Six randomized trials including 1,155 patients were identified, of whom 483 (41.8%) were hormone receptor-negative, 672 (58.2%) hormone receptor-positive, 534 (46.2%) received taxanes alone, and 621 (53.8%) anthracyclines plus taxanes or the docetaxel-carboplatin regimen. Overall, the dual block was associated with a significant 13% absolute improvement in pCR rate compared with single-agent trastuzumab (summary risk difference, SRD 0.13; 95% CI, 0.08-0.19). The activity was greater in hormone receptor-negative patients who received chemotherapy with taxanes alone (SRD 0.25; 95% CI, 0.13-0.37), compared to hormone receptor-positive or hormone receptor-negative disease treated with anthracyclines plus taxanes or the docetaxel-carboplatin regimen (SRD 0.09; 95% CI, 0.02-0.15; Pinteraction = 0.05).
On the basis of ΔpCR data, the dual block with trastuzumab and lapatinib plus chemotherapy is a very active treatment only in HER2(+) and hormone receptor-negative breast cancer treated with taxane monochemotherapy. Clin Cancer Res; 22(18); 4594-603. ©2016 AACR.
(新)辅助化疗联合曲妥珠单抗可降低人表皮生长因子受体 2(HER2)阳性(HER2(+))乳腺癌的复发和死亡风险。随机试验评估了曲妥珠单抗联合化疗的 HER2 双重阻断作用,并用病理完全缓解(pCR)作为主要终点。我们对新辅助双重阻断曲妥珠单抗和拉帕替尼与曲妥珠单抗单药治疗 HER2(+)乳腺癌的随机试验进行了荟萃分析。
通过 Medline(PubMed)、ISI Web of Science(科学引文索引扩展版)、Embase、Cochrane 图书馆,以及已发表研究、综述文章、社论的参考文献列表和主要癌症会议报告的手工检索报告,确定了试验。

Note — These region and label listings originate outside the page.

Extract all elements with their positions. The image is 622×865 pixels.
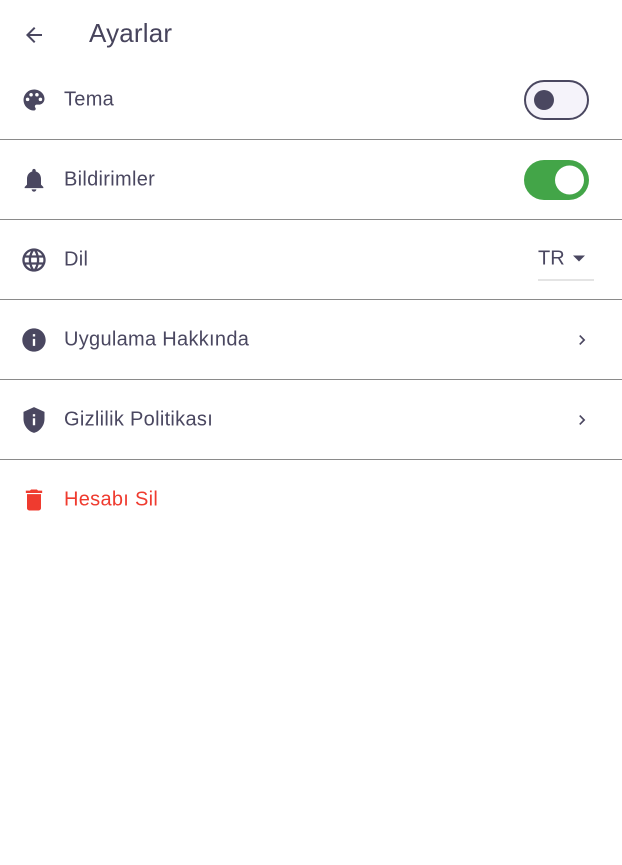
app-bar: Ayarlar xyxy=(0,0,622,70)
shield-icon xyxy=(20,406,48,434)
settings-row-language: Dil TR xyxy=(0,220,622,300)
language-dropdown[interactable]: TR xyxy=(538,239,594,280)
settings-row-privacy[interactable]: Gizlilik Politikası xyxy=(0,380,622,460)
palette-icon xyxy=(20,86,48,114)
page-title: Ayarlar xyxy=(89,18,173,48)
chevron-right-icon xyxy=(572,330,592,350)
language-value: TR xyxy=(538,247,565,269)
chevron-right-icon xyxy=(572,410,592,430)
delete-account-label: Hesabı Sil xyxy=(64,488,159,510)
trash-icon xyxy=(20,486,48,514)
settings-row-theme: Tema xyxy=(0,70,622,140)
notifications-toggle-knob xyxy=(555,165,584,194)
bell-icon xyxy=(20,166,48,194)
caret-down-icon xyxy=(573,255,585,261)
settings-row-notifications: Bildirimler xyxy=(0,140,622,220)
theme-toggle-knob xyxy=(534,90,554,110)
globe-icon xyxy=(20,246,48,274)
notifications-label: Bildirimler xyxy=(64,168,156,190)
language-label: Dil xyxy=(64,248,89,270)
privacy-label: Gizlilik Politikası xyxy=(64,408,214,430)
theme-label: Tema xyxy=(64,88,115,111)
back-button[interactable] xyxy=(16,20,52,50)
about-label: Uygulama Hakkında xyxy=(64,328,250,350)
settings-row-about[interactable]: Uygulama Hakkında xyxy=(0,300,622,380)
arrow-back-icon xyxy=(26,27,42,43)
theme-toggle[interactable] xyxy=(524,80,589,120)
settings-row-delete-account[interactable]: Hesabı Sil xyxy=(0,460,622,539)
notifications-toggle[interactable] xyxy=(524,159,589,200)
info-icon xyxy=(20,326,48,354)
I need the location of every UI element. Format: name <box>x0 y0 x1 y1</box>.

共确定了 6 项随机试验,共纳入 1155 例患者,其中 483 例(41.8%)为激素受体阴性,672 例(58.2%)为激素受体阳性,534 例(46.2%)接受单独紫杉烷治疗,621 例(53.8%)接受蒽环类药物联合紫杉烷或多西紫杉醇-卡铂方案。总的来说,与单药曲妥珠单抗相比,双重阻断治疗可显著提高 pCR 率 13%(绝对差异,SRD 0.13;95%CI,0.08-0.19)。对于接受单纯紫杉烷化疗的激素受体阴性患者,双重阻断治疗的活性更大(SRD 0.25;95%CI,0.13-0.37),而对于激素受体阳性或激素受体阴性疾病患者,双重阻断治疗的活性较小,接受蒽环类药物联合紫杉烷或多西紫杉醇-卡铂方案(SRD 0.09;95%CI,0.02-0.15;P 交互=0.05)。
根据 pCR 差值数据,曲妥珠单抗联合拉帕替尼加化疗的双重阻断治疗在仅接受紫杉烷单药化疗的 HER2(+)和激素受体阴性乳腺癌中是一种非常有效的治疗方法。临床癌症研究;22(18);4594-603。©2016 AACR。